Serious or written complaints

  1. Preliminary steps:
    1. When Midian Care receives a written complaint, it passes it to the branch most Senior Manager who records it in the Complaint Book and aims to send an acknowledgment letter within two working days to the complainant
    2. The manager also includes information detailing Midian Care’s procedure for the complainant. (The complaints manager is the named person who deals with the complaint through the process)
    3. The manager will inform Head Office of the details of the complaint.
    4. if necessary, further details are obtained from the complainant; if the complaint is not made by the service user but on the service user’s behalf, then consent of the service user, preferably in writing, must be obtained from the complainant
    5. If the complaint raises potentially serious matters, advice could be sought from a legal advisor. If legal action is taken at this stage, any investigation by Midian Care under the complaints procedure immediately ceases.
    6. If the complainant is not prepared to have the investigation conducted by the organisation, he or she should be advised to contact the local authority (if it provides the individual’s funding) or the Local Government Ombudsman service (if the individual self-funds) or an organisation such as Age UK or Counsel and Care, which can provide advice on how to proceed. The CQC could also be contacted under these circumstances, though it will not investigate a complaint directly.
  2. Investigation of the complaint by Midian Care:
    1. Immediately on receipt of the complaint, the complaints manager services start an investigation and within 28 days should be in a position to provide a full explanation to the complainant, either in writing or by arranging a meeting with the individuals concerned
    2. If the issues are too complex to complete the investigation within 28 days, the complainant will be informed of any delays.
  3. Meeting:
    1. If a meeting is arranged, the complainant will be advised that they may if they wish bring a friend, relative or a representative such as an advocate
    2. at the meeting a detailed explanation of the results of the investigation will be given and also an apology if it is deemed appropriate (apologising for what has happened need not be an admission of liability)
    3. Such a meeting gives the agency management the opportunity to show the complainant that the matter has been taken seriously and has been thoroughly investigated.
  4. Follow-up action:
    1. After the meeting, or if the complainant does not want a meeting, a written account of the investigation will be sent to the complainant.
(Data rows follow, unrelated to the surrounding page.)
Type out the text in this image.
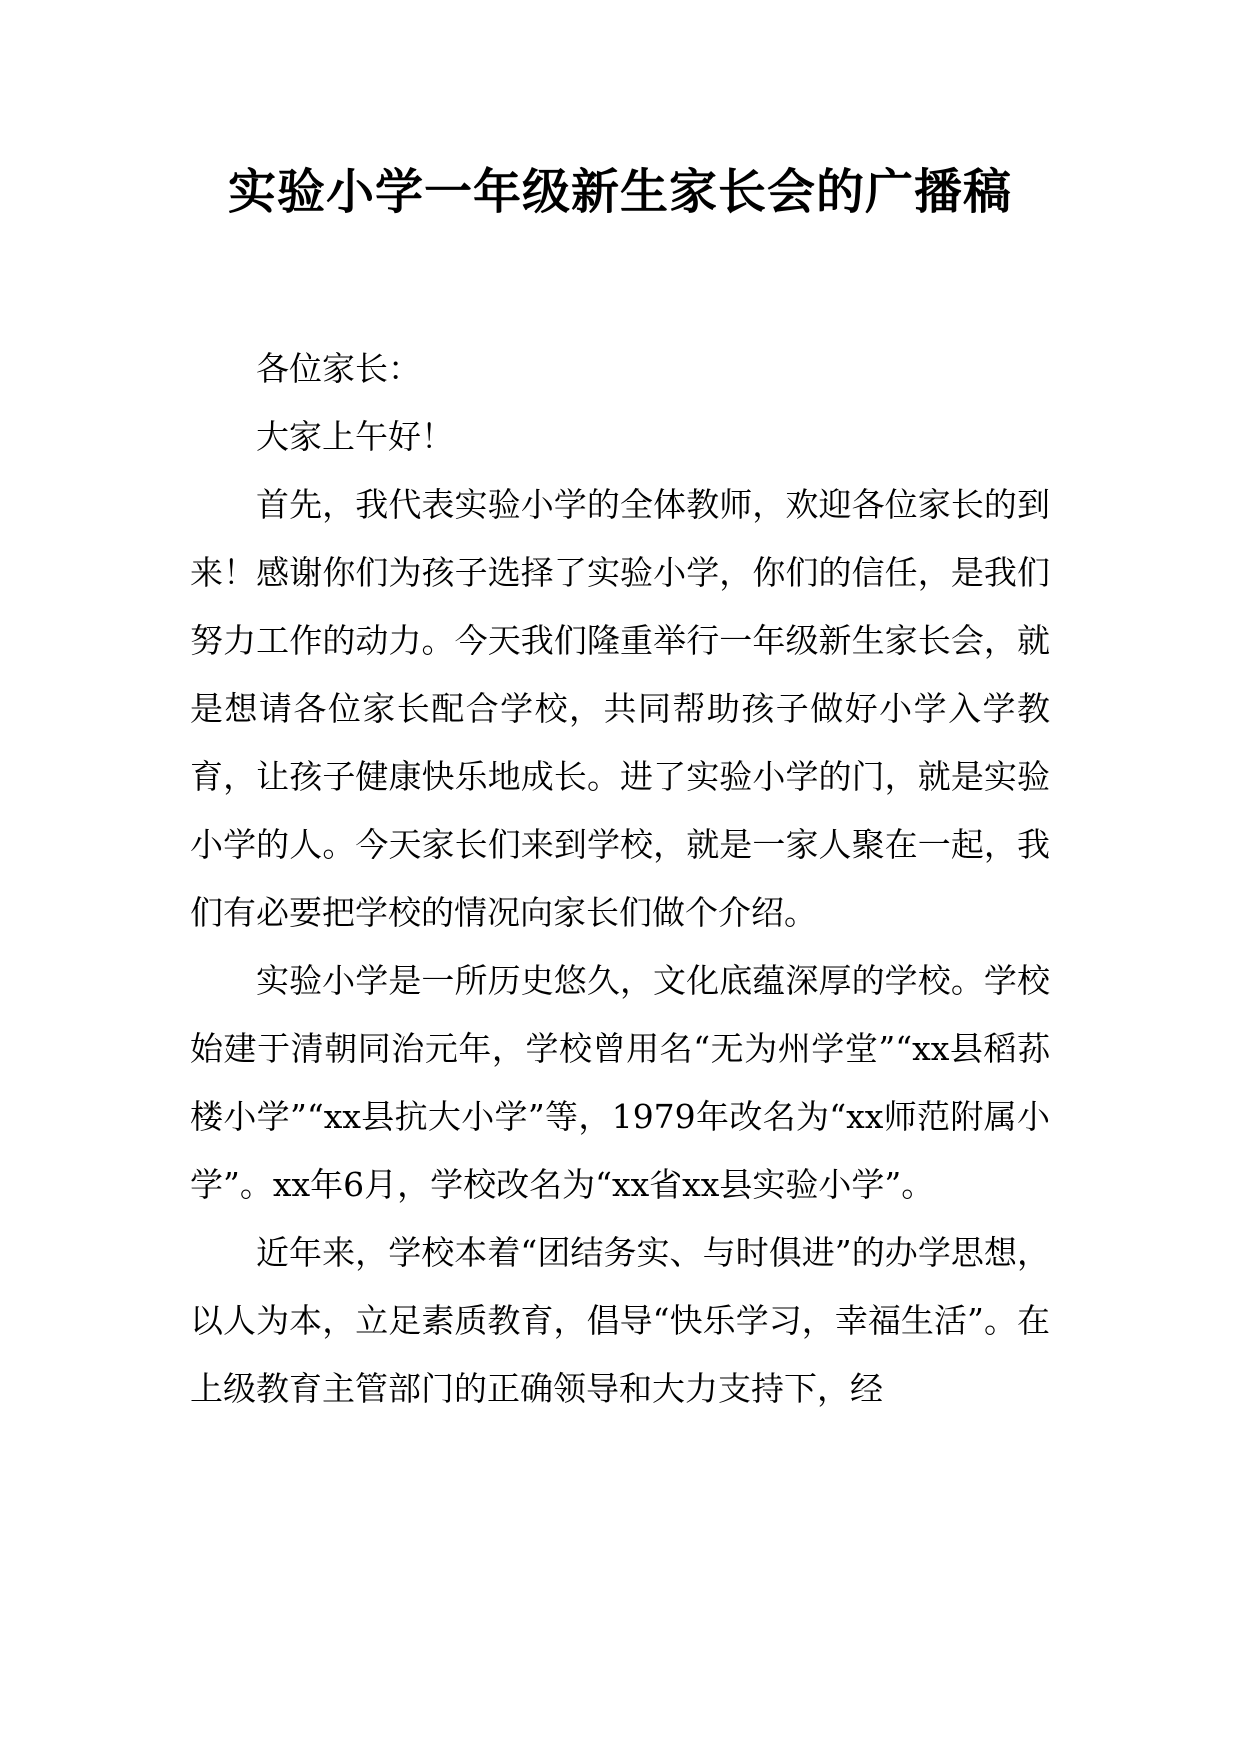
实验小学一年级新生家长会的广播稿

各位家长：

大家上午好！

首先，我代表实验小学的全体教师，欢迎各位家长的到来！感谢你们为孩子选择了实验小学，你们的信任，是我们努力工作的动力。今天我们隆重举行一年级新生家长会，就是想请各位家长配合学校，共同帮助孩子做好小学入学教育，让孩子健康快乐地成长。进了实验小学的门，就是实验小学的人。今天家长们来到学校，就是一家人聚在一起，我们有必要把学校的情况向家长们做个介绍。

实验小学是一所历史悠久，文化底蕴深厚的学校。学校始建于清朝同治元年，学校曾用名“无为州学堂”“xx县稻荪楼小学”“xx县抗大小学”等，1979年改名为“xx师范附属小学”。xx年6月，学校改名为“xx省xx县实验小学”。

近年来，学校本着“团结务实、与时俱进”的办学思想，以人为本，立足素质教育，倡导“快乐学习，幸福生活”。在上级教育主管部门的正确领导和大力支持下，经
This includes details of how to approach the Care Quality Commission if the complainant is not satisfied with the outcome.
    2. The outcomes of the investigation and the meeting are recorded in the Complaint Book and any shortcomings in agency procedures will be identified and acted upon
    3. The outcome of the complaint is documented and forwarded to Head Office.
    4. The Midian Care management at both branch and Head Office, formally review all complaints at least every six months as part of its quality monitoring and improvement procedures to identify the lessons learned.